Abstract:
Weapons are a critical and serious topic and has become a severe threat to current security
needs. People who bring firearms into airlines, schools, and other secure locations pose a
threat to public safety. In certain regions of the globe, mass shootings and gun violence are on
the increase. These kinds of situations are time sensitive and may result in significant loss of
life and property. Although CCTVs have been employed in many establishments but these
require operators to continuously examines the video streams for weapons. The ability to
identify suspicious activity is proportionate to their attention to each video stream shown on
the screen, thus leading to a high rate of false positives which can become a liability to the
daily operational needs of institutions. Therefore, the requirement for the deployment of video
surveillance systems capable of recognizing firearms automatically has increased and plays an
important role in intelligent monitoring. Several object detection models are available, which
struggle to recognize firearms due to their unique size and form, as well as the varied colours
of the background.
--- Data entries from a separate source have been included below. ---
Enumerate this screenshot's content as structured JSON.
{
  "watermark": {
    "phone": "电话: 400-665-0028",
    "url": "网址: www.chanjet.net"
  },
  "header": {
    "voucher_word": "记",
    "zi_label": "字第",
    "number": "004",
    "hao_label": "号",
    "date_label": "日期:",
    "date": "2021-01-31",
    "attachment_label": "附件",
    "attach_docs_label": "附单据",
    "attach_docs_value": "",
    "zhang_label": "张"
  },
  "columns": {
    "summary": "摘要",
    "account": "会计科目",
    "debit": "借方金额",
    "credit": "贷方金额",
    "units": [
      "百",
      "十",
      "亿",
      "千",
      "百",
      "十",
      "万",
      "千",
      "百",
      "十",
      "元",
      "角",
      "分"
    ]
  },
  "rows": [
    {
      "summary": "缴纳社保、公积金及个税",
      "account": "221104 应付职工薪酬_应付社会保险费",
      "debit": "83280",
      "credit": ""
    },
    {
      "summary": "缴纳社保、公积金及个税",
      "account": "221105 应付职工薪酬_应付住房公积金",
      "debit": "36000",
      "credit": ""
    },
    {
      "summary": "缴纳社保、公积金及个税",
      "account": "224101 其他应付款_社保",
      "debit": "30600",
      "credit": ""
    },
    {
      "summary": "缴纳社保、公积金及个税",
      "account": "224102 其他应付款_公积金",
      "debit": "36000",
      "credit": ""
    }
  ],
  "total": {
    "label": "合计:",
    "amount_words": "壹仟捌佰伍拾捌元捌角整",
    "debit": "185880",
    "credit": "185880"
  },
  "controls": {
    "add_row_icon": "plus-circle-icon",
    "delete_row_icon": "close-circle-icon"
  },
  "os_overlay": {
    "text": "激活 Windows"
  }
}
This thesis presents a comprehensive literature review of recent visionbased approaches for automated detection of firearms from images and videos. The literature
has broadly been categorized into classic vision/machine learning based approaches and deep
learning based approaches. In this research, we further explored various deep learning
alternatives for accurate fire detection. For region based detection, a deep learning based
weapon detection system employing YOLO v5 for weapon detection that will be sufficiently
resilient in terms of affine, rotation, occlusion, and size. The performance of our system was
evaluated on a publicly available dataset and achieved the F1-score of 95.43%. Instance
segmentation or pixel level segmentation was also performed which employs Mask-RCNN for
the detection and segmentation of firearms. We achieved the detection accuracy (DC) of
90.66% and 88.74% Mean intersection over union (mIoU). The purposed methodology
combined both techniques with different preprocessing methods along with various data
augmentation techniques to improve the efficiency and accuracy of the system.